Este post é para a Super mana...estas palavras poderiam ter sido escritas pela sua mão, para dizer ao Super cunhado através do papel, tudo aquilo que ela não consegue dizer por palavras!

Pois então aqui fica minha querida mana...faz destas palavras aquilo que mais desejares...um beijinho no coração!

 

 

"No meio da superioridade que achamos ter na forma como sentimos as coisas, em comparação com a maioria das pessoas, esquecemo-nos de algo que para mim é actualmente claro como água ou como o céu de hoje. Também nós, como todos os que conheço, somos impedidos de nos apaixonarmos pela realidade porque continuamos apaixonados pelas memórias. Enterrar uma memória é muito mais difícil do que enterrar um cadáver, que apodrece e desaparece, enquanto uma memória, com a passagem do tempo só fica mais bonita e perfeita, numa bolha inconsciente.
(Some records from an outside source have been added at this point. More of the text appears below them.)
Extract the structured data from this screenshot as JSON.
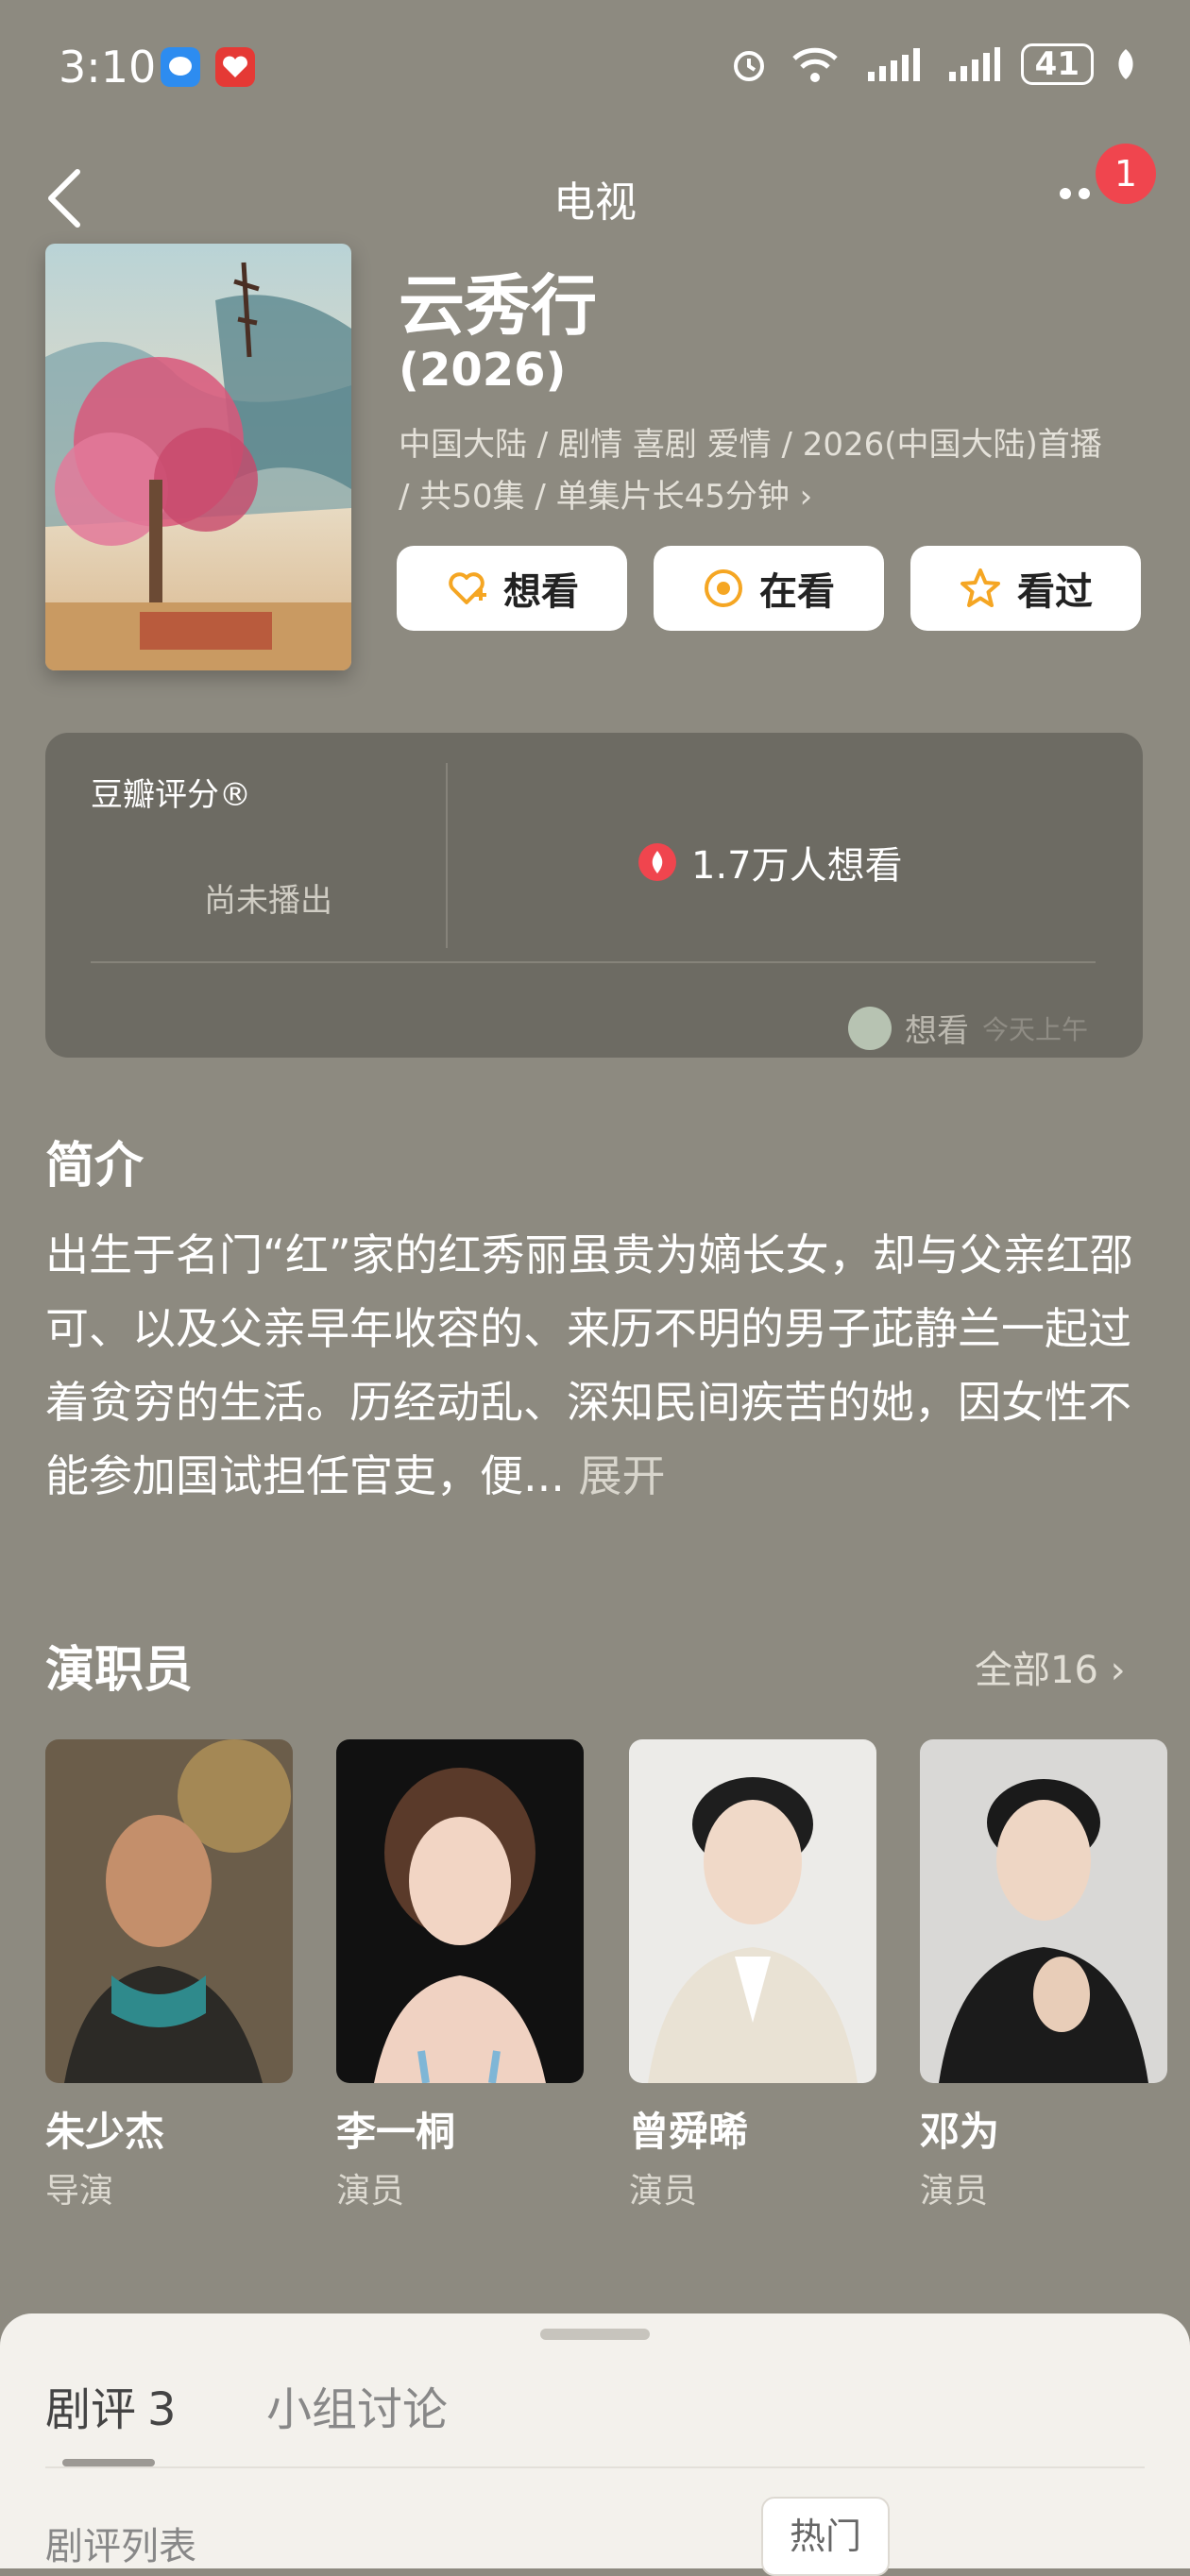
{
  "status_bar": {
    "time": "3:10",
    "battery": "41"
  },
  "nav": {
    "title": "电视",
    "notification_count": "1"
  },
  "show": {
    "title": "云秀行",
    "year": "(2026)",
    "meta": "中国大陆 / 剧情 喜剧 爱情 / 2026(中国大陆)首播 / 共50集 / 单集片长45分钟 ›"
  },
  "actions": [
    {
      "label": "想看",
      "icon": "heart-plus-icon",
      "color": "#f5a623"
    },
    {
      "label": "在看",
      "icon": "target-circle-icon",
      "color": "#f5a623"
    },
    {
      "label": "看过",
      "icon": "star-icon",
      "color": "#f5a623"
    }
  ],
  "rating": {
    "label": "豆瓣评分®",
    "status": "尚未播出",
    "want_count": "1.7万人想看",
    "recent_action": "想看",
    "recent_time": "今天上午"
  },
  "synopsis": {
    "heading": "简介",
    "text": "出生于名门“红”家的红秀丽虽贵为嫡长女，却与父亲红邵可、以及父亲早年收容的、来历不明的男子茈静兰一起过着贫穷的生活。历经动乱、深知民间疾苦的她，因女性不能参加国试担任官吏，便...",
    "expand": "展开"
  },
  "cast": {
    "heading": "演职员",
    "all_link": "全部16 ›",
    "members": [
      {
        "name": "朱少杰",
        "role": "导演"
      },
      {
        "name": "李一桐",
        "role": "演员"
      },
      {
        "name": "曾舜晞",
        "role": "演员"
      },
      {
        "name": "邓为",
        "role": "演员"
      }
    ]
  },
  "bottom_sheet": {
    "tab_reviews": "剧评",
    "tab_reviews_count": "3",
    "tab_group": "小组讨论",
    "list_label": "剧评列表",
    "sort_hot": "热门"
  },
  "colors": {
    "accent": "#f5a623",
    "badge_red": "#f0454e",
    "background": "#8d8a80"
  }
}
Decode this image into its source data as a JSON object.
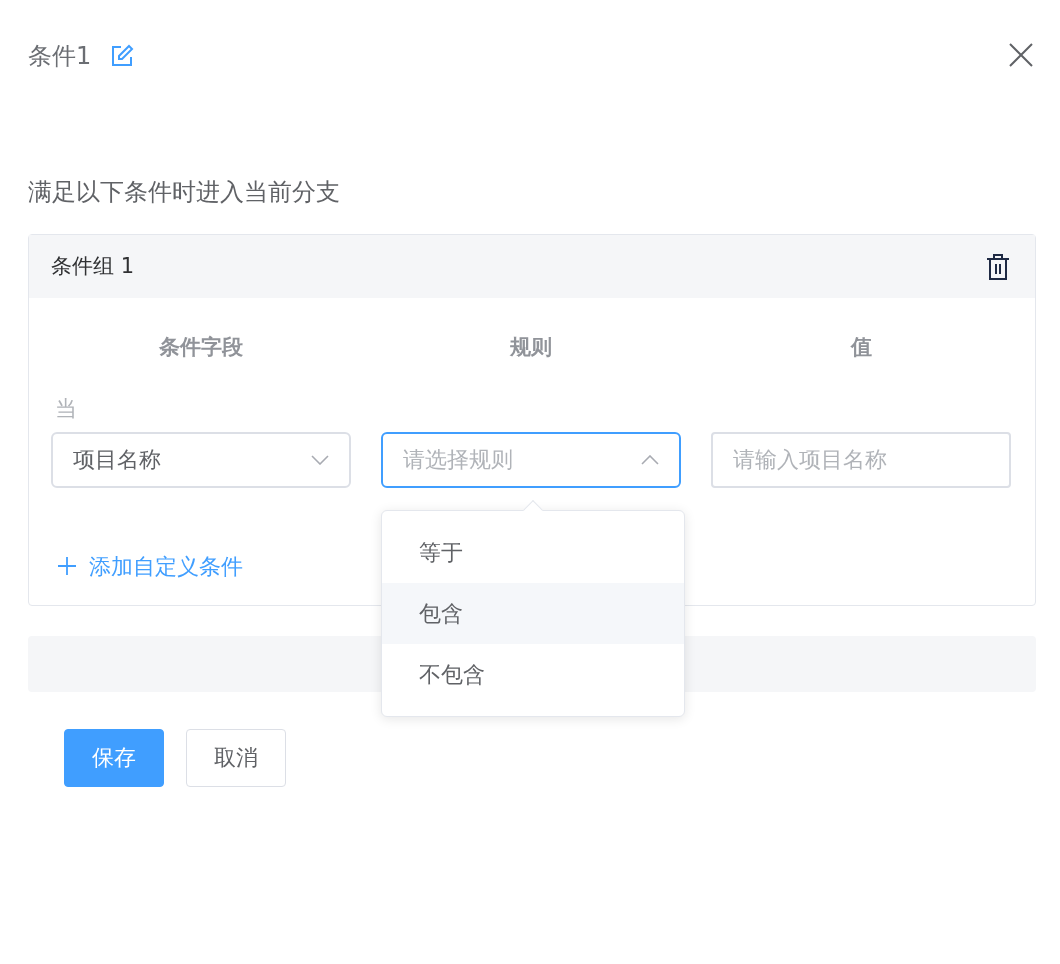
{
  "dialog": {
    "title": "条件1",
    "subtitle": "满足以下条件时进入当前分支"
  },
  "condition_group": {
    "title": "条件组 1",
    "columns": [
      "条件字段",
      "规则",
      "值"
    ],
    "row_prefix": "当",
    "field_select": {
      "value": "项目名称",
      "expanded": false
    },
    "rule_select": {
      "placeholder": "请选择规则",
      "expanded": true,
      "options": [
        {
          "label": "等于",
          "highlighted": false
        },
        {
          "label": "包含",
          "highlighted": true
        },
        {
          "label": "不包含",
          "highlighted": false
        }
      ]
    },
    "value_input": {
      "placeholder": "请输入项目名称"
    },
    "add_condition": "添加自定义条件"
  },
  "buttons": [
    {
      "label": "保存",
      "kind": "primary"
    },
    {
      "label": "取消",
      "kind": "default"
    }
  ]
}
Faz confusão, claro que faz, olhar para aquela pessoa tão querida e reconhecer o mesmo corpo, o mesmo sorriso, toda uma panóplia de trejeitos típicos que vão desde a forma como se pega no cigarro, ao jeito “atabalhoado” de andar e o traçar da perna e, contudo, admitir, aceitar, que só aquela exteriorização é que é igual. A pessoa já não é a mesma e entretanto não se enterrou nem o corpo, nem a memória e continuamos presos a nada mais do que uma ficção. Isto tudo porquê? Porque passou tempo, passaram pessoas, passou a vida e eu sinto-me estranha contigo porque ambos esperamos coisas um do outro que se calhar já não existem. Mas isso não é impeditivo de dizer que ainda te amo - porque o amor é mais do que arrebates momentâneos que se traduzem em satisfação e sorriso parolo imediatamente estampado na cara.  Amar também é isto, de ter inquietações e alguns desacatos que originam (esperemos) momentos de renovação. Com calma e muita introspeção, evitavam-se muitos divórcios, bem sabes que eu acho. Se calhar um dia, também para nós, tudo será calmo e seremos daqueles casais que combinam as cores das roupas ao fim-de-semana, ou se calhar não, não seremos mais um casal. Quero lá saber,  gosto desta roleta russa que é gostar de ti. Se um dia levar fatalmente com a bala, paciência, valeu a pena. Não quero as tuas asas, quero que voes comigo. Apenas comigo. Quero que vás, mas que voltes sempre."